Treasurer Josh Frydenberg has indicated he that might consider taking up the Organisation for Economic Co‑operation and Development’s (OECD) call for an independent review of the Reserve Bank of Australia.
The RBA has missed its economic target since 2015 and hasn’t faced a review in 40 years.
Frydenberg was asked in an interview yesterday with Sky News’ Peter Stefanovic whether it was time for a review of the RBA.
“Look, that is a real issue and it’s something that I will give consideration to in terms of looking at the RBA,” he replied.
He said this could include looking at the monetary policy settings and learnings from the experience through the COVID-19 pandemic.
“We are at a time of historically low interest rates. The cash rate at just 10 basis points,” said Frydenberg.
“I think the RBA has performed very well through this crisis. Their policy response has been in sync and coordinated with the government’s fiscal response. They’ve been very active on‑buying in the secondary market as well as providing more liquidity to the system and a term funding facility for the banks.
“So, I think the RBA and the government work very effectively together, but there is always a need to address the settings and to look at what lessons can be learned particularly, after this once‑in‑a‑century pandemic.”
In its survey, the OECD says: “Now would seem like an appropriate time for a review of Australia’s monetary policy framework, given the institutional and structural changes that have occurred in the economy as a result of the pandemic and the unconventional policy instruments the RBA has begun to employ.”
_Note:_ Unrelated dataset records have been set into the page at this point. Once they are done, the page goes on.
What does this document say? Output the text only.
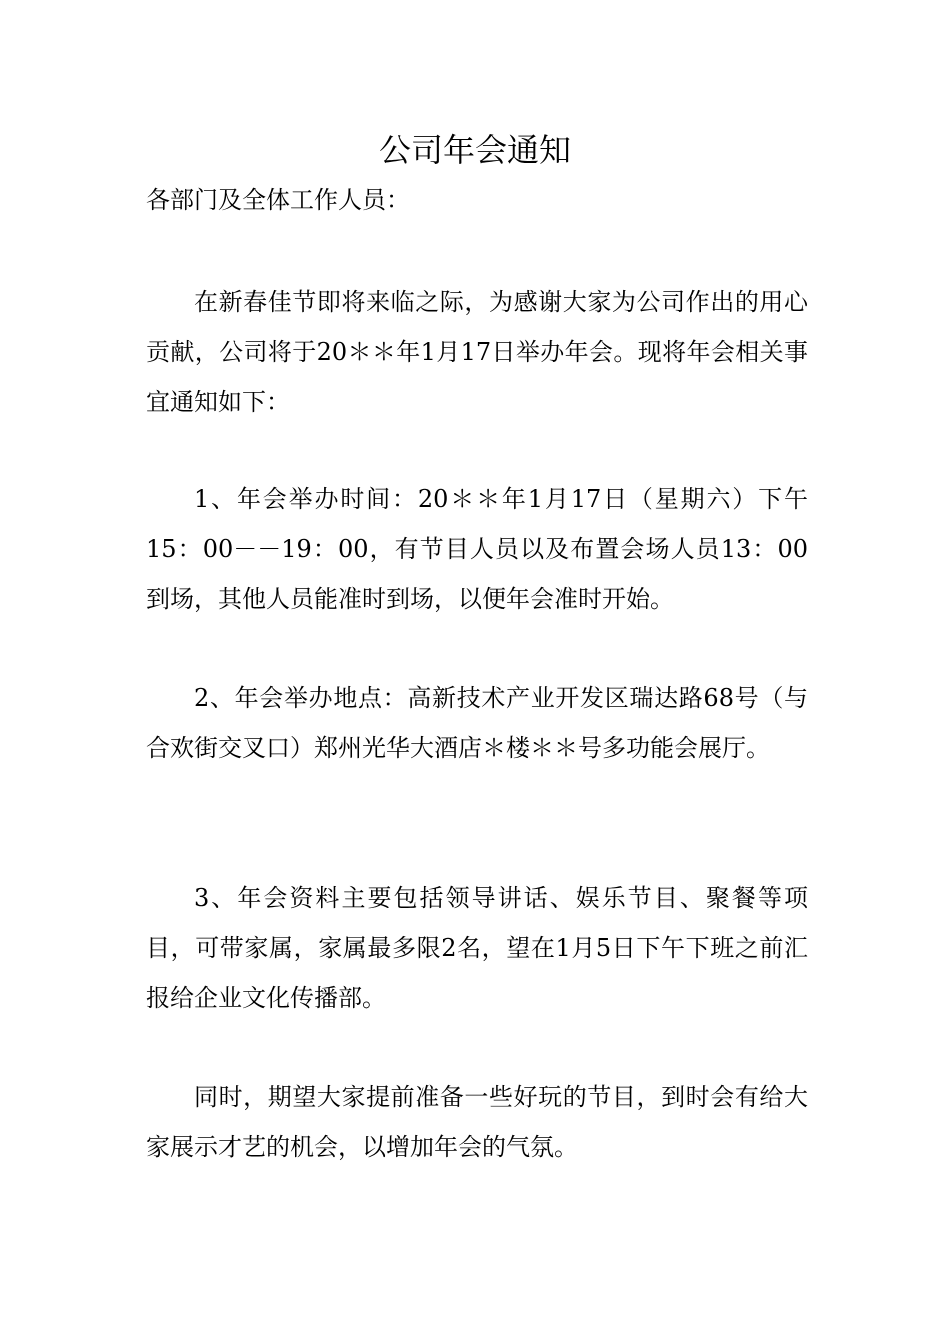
公司年会通知

各部门及全体工作人员：

在新春佳节即将来临之际，为感谢大家为公司作出的用心贡献，公司将于20＊＊年1月17日举办年会。现将年会相关事宜通知如下：

1、年会举办时间：20＊＊年1月17日（星期六）下午15：00－－19：00，有节目人员以及布置会场人员13：00到场，其他人员能准时到场，以便年会准时开始。

2、年会举办地点：高新技术产业开发区瑞达路68号（与合欢街交叉口）郑州光华大酒店＊楼＊＊号多功能会展厅。

3、年会资料主要包括领导讲话、娱乐节目、聚餐等项目，可带家属，家属最多限2名，望在1月5日下午下班之前汇报给企业文化传播部。

同时，期望大家提前准备一些好玩的节目，到时会有给大家展示才艺的机会，以增加年会的气氛。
It added: “Such a review should be broad in scope, potentially including a review of the central bank mandate, policy tools, methods of public communication, hiring processes and internal processes. It could also consider the alternative paths for rebuilding monetary policy space from the current position of policy rates at zero lower bound.”
The OECD anticipates that the economy will see solid growth of 4 per cent in 2021 and 3.3 per cent in 2022, following a drop of 2.5 per cent in 2020
It expects the economy to contract in the third quarter of 2021 then return to growth as higher vaccination rates enable an easing of restrictions.
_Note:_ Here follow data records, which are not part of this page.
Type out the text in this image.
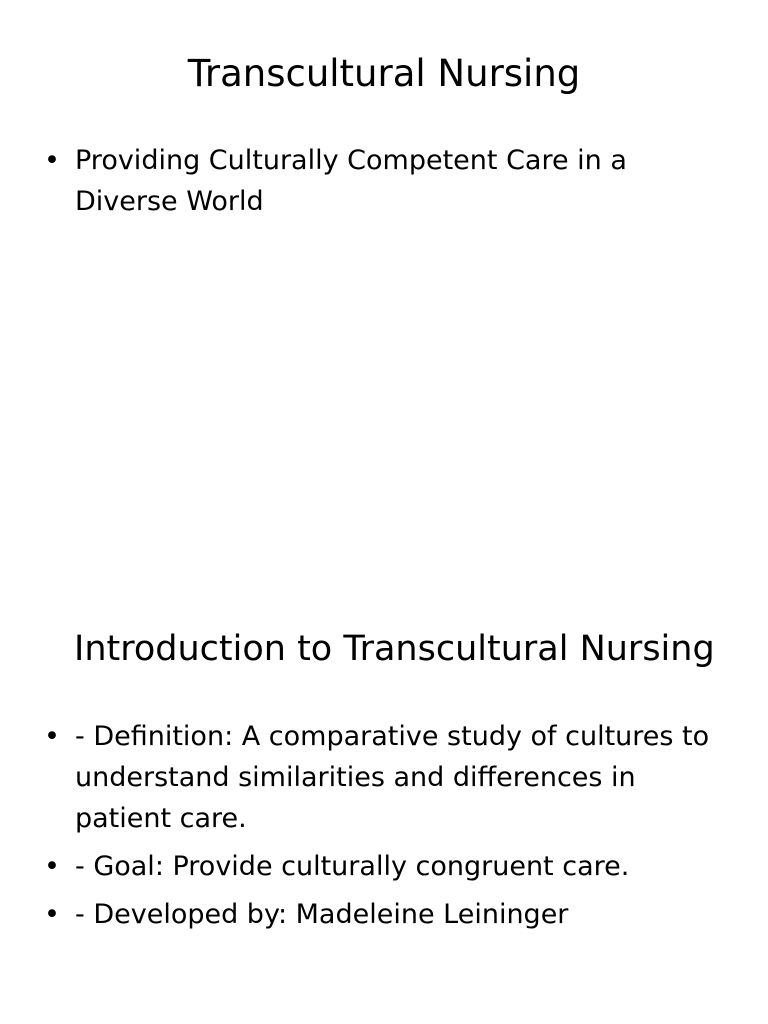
Transcultural Nursing
• Providing Culturally Competent Care in a Diverse World
Introduction to Transcultural Nursing
• - Definition: A comparative study of cultures to understand similarities and differences in patient care.
• - Goal: Provide culturally congruent care.
• - Developed by: Madeleine Leininger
“The recovery may be more gradual than in past episodes, as it will occur in an environment of higher virus transmission. An acceleration in vaccine rollout could enable a faster reopening and a rapid pick-up of household consumption, given the stock of excess savings.
“On the other hand, were significant COVID-19 outbreaks to occur in other states, then the economic shock could deepen. Any ratcheting up of tensions with China could further weaken trade activity.”
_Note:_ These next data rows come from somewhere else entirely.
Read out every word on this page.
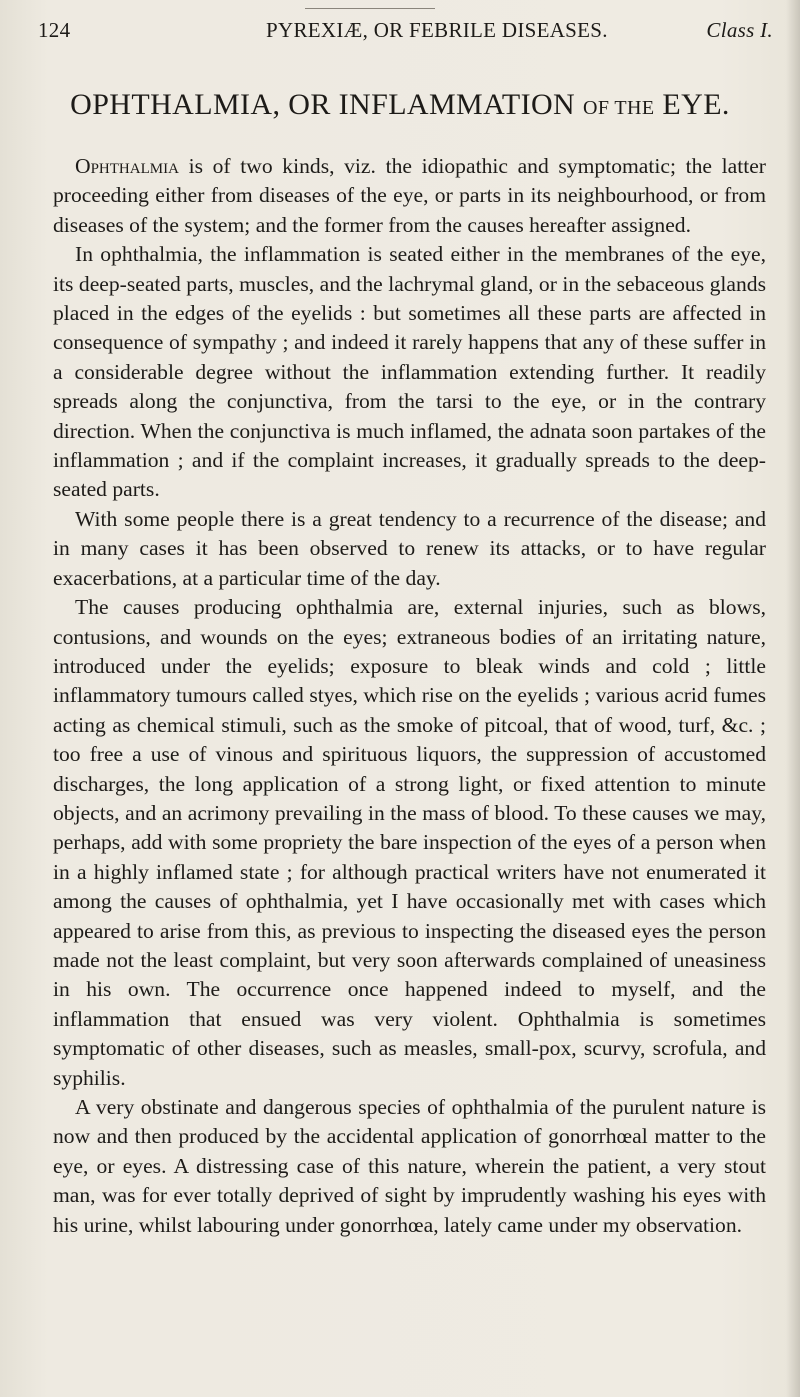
124	PYREXIÆ, OR FEBRILE DISEASES.	Class I.
OPHTHALMIA, OR INFLAMMATION OF THE EYE.

Ophthalmia is of two kinds, viz. the idiopathic and symptomatic; the latter proceeding either from diseases of the eye, or parts in its neighbourhood, or from diseases of the system; and the former from the causes hereafter assigned.

In ophthalmia, the inflammation is seated either in the membranes of the eye, its deep-seated parts, muscles, and the lachrymal gland, or in the sebaceous glands placed in the edges of the eyelids : but sometimes all these parts are affected in consequence of sympathy ; and indeed it rarely happens that any of these suffer in a considerable degree without the inflammation extending further. It readily spreads along the conjunctiva, from the tarsi to the eye, or in the contrary direction. When the conjunctiva is much inflamed, the adnata soon partakes of the inflammation ; and if the complaint increases, it gradually spreads to the deep-seated parts.

With some people there is a great tendency to a recurrence of the disease; and in many cases it has been observed to renew its attacks, or to have regular exacerbations, at a particular time of the day.

The causes producing ophthalmia are, external injuries, such as blows, contusions, and wounds on the eyes; extraneous bodies of an irritating nature, introduced under the eyelids; exposure to bleak winds and cold ; little inflammatory tumours called styes, which rise on the eyelids ; various acrid fumes acting as chemical stimuli, such as the smoke of pitcoal, that of wood, turf, &c. ; too free a use of vinous and spirituous liquors, the suppression of accustomed discharges, the long application of a strong light, or fixed attention to minute objects, and an acrimony prevailing in the mass of blood. To these causes we may, perhaps, add with some propriety the bare inspection of the eyes of a person when in a highly inflamed state ; for although practical writers have not enumerated it among the causes of ophthalmia, yet I have occasionally met with cases which appeared to arise from this, as previous to inspecting the diseased eyes the person made not the least complaint, but very soon afterwards complained of uneasiness in his own. The occurrence once happened indeed to myself, and the inflammation that ensued was very violent. Ophthalmia is sometimes symptomatic of other diseases, such as measles, small-pox, scurvy, scrofula, and syphilis.

A very obstinate and dangerous species of ophthalmia of the purulent nature is now and then produced by the accidental application of gonorrhœal matter to the eye, or eyes. A distressing case of this nature, wherein the patient, a very stout man, was for ever totally deprived of sight by imprudently washing his eyes with his urine, whilst labouring under gonorrhœa, lately came under my observation.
Short-term fiscal policy should remain responsive to developments such as the evolution of the pandemic, the OECD survey says.
“Once the recovery is well under way, Australia should continue to reduce regulatory, administrative and financial barriers for high-potential young firms. Rethinking institutional frameworks related to fiscal and monetary policy and ensuring an adequate social safety net would leave the economy better prepared to face future shocks.”